Figure 4: Tibia Rotation during Running and Cycling.
Internal torsions arise during the weight bearing phase of running and the propulsion phase of cycling.
Consequently, the foot structures are responding with a pronatory action at the subtalar joint with the concomitant internal rotation of the tibia. These actions lead to an internal torsion, shown by the arrow, of the tibia. While the absolute forces may be different, these mechanical actions can lead to injuries of the knee joint in both sporting actions. There is relatively little published information on the frontal plane forces and moments acting about the knee joint during steady-rate cycling. Ericson, et al. have published data showing that the normal frontal plane knee joint moment is in varus. They further showed that the magnitude of this moment, while being dependent upon the magnitude and orientation of the vertical and mediallateral pedal reaction forces, is also dependent upon the position of the knee with respect to the pedal. Recently, Francis has shown some data indicating that wedging the foot or rotating its position on the pedal can affect the position and path of motion of the knee joint. He has hypothesized that these changes could lead to a more healthy loading pattern of the tissues within and around the knee joint. Whether the claims of force reduction under a specific situation, for example in the cruciate ligaments, are valid remains to be verified by the techniques discussed above.

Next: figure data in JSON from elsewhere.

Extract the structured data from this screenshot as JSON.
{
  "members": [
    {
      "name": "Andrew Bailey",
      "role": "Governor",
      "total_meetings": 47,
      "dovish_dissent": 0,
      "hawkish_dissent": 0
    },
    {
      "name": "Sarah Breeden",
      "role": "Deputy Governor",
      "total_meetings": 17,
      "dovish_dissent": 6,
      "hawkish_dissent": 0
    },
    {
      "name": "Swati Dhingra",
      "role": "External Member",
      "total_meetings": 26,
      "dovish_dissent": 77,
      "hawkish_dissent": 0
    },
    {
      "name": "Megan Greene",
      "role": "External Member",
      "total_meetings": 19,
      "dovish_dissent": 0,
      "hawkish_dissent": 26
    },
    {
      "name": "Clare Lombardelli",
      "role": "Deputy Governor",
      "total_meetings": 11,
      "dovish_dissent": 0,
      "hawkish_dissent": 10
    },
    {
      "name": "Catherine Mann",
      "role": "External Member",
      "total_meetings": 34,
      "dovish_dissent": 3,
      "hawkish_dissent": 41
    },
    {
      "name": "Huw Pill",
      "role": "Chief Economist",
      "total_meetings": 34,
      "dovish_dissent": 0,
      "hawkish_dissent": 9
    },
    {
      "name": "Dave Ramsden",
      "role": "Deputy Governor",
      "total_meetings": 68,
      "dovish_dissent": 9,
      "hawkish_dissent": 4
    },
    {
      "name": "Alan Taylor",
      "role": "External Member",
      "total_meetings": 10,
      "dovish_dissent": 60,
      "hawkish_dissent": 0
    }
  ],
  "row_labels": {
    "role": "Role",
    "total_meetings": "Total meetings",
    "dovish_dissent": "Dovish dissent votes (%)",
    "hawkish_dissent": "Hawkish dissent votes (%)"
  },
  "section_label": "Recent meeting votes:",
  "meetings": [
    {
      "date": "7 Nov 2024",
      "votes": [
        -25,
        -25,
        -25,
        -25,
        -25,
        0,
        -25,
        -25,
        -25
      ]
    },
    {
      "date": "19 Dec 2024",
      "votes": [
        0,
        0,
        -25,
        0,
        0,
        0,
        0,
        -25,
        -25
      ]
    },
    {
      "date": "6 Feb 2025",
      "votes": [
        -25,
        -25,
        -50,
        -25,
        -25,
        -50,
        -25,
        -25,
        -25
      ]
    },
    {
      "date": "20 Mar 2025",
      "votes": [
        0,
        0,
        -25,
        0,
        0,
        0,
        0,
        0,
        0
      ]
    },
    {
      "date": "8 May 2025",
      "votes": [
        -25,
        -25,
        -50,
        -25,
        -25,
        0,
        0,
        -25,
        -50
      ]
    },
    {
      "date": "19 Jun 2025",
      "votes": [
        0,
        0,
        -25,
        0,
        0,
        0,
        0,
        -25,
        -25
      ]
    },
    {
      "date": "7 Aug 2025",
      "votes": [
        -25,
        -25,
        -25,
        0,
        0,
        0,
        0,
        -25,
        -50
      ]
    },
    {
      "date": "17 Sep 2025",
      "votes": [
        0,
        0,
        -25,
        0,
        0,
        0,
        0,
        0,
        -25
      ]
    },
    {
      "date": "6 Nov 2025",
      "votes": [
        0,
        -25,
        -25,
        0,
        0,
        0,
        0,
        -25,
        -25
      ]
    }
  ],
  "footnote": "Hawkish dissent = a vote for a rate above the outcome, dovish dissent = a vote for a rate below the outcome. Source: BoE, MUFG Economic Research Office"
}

Cycling has been used as a common tool for diagnosis and/or rehabilitation of patients with ischemic heart disease, postoperative training after surgery to the joints of the lower limb, exercise for patients with joint disorders such as arthritis, and as an altemative to running. All of these protocols are based on the balance between work intensity and low joint forces that can be achieved in bicycle ergometry. With the exception of Ericson et al. there has been no work examining this balance. These authors showed that the compressive forces achieved in the talocrural joint were lower in cycling than walking. Further, the estimated forces in the Achilles tendon were lower in cycling than walking. They concluded that cycling was the most appropriate exercise regime for the above discussed conditions. They also showed that these forces were independent of body weight, thus suggesting that cycling is indeed an appropriate exercise for people with weight problems.

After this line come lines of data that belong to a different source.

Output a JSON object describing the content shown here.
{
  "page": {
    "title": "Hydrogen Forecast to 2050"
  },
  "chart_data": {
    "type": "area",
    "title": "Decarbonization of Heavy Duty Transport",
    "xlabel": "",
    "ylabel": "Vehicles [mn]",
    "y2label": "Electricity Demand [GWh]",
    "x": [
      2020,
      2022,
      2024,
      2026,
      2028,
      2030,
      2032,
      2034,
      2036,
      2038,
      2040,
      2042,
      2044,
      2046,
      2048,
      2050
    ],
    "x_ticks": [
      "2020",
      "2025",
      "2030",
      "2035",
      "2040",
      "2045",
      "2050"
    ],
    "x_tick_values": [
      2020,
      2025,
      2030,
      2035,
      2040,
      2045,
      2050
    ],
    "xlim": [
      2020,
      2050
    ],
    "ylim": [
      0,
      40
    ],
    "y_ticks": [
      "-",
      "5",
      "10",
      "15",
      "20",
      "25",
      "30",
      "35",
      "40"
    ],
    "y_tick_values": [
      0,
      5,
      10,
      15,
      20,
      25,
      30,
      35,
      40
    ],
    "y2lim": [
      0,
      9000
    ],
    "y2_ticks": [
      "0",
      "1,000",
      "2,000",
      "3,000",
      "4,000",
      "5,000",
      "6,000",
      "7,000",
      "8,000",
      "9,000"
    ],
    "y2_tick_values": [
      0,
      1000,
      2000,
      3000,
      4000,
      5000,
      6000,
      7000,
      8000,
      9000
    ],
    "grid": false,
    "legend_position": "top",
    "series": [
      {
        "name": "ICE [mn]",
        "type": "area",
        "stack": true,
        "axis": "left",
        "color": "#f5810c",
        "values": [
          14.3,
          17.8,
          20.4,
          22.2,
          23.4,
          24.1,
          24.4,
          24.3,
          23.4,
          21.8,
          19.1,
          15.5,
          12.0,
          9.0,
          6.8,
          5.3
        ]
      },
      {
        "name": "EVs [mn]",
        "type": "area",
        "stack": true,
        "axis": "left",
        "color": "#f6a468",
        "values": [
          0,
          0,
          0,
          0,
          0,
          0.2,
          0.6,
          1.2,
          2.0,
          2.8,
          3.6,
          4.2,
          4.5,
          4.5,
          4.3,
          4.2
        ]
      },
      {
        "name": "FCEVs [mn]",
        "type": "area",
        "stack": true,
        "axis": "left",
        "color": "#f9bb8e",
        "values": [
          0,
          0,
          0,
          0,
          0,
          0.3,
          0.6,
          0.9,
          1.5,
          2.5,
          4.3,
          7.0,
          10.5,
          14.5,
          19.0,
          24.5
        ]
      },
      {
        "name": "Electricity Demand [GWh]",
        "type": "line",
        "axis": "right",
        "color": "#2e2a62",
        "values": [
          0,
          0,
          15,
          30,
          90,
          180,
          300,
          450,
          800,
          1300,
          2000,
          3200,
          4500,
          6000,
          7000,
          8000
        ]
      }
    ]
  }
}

Many issues in cycling remain to be explored. One of the most interesting aspects of development is the range of pedal-cleat systems now available. It seems that straps and cleats are rapidly becoming antiques. These have been replaced by clip-on pedals, some of which hold the foot firmly on the pedal, while others allow for some movement of the foot with respect to the pedal. As yet, there is little research data on whether these systems make any significant contribution to cycling mechanics. The supposed advantage of the movable foot system is that it will reduce torsional forces in the legs during the pedal stroke as the foot pronates and supinates. While this seems a fruitful proposal, futher work will likely reveal whether the hypothesized reductions in torque are significant.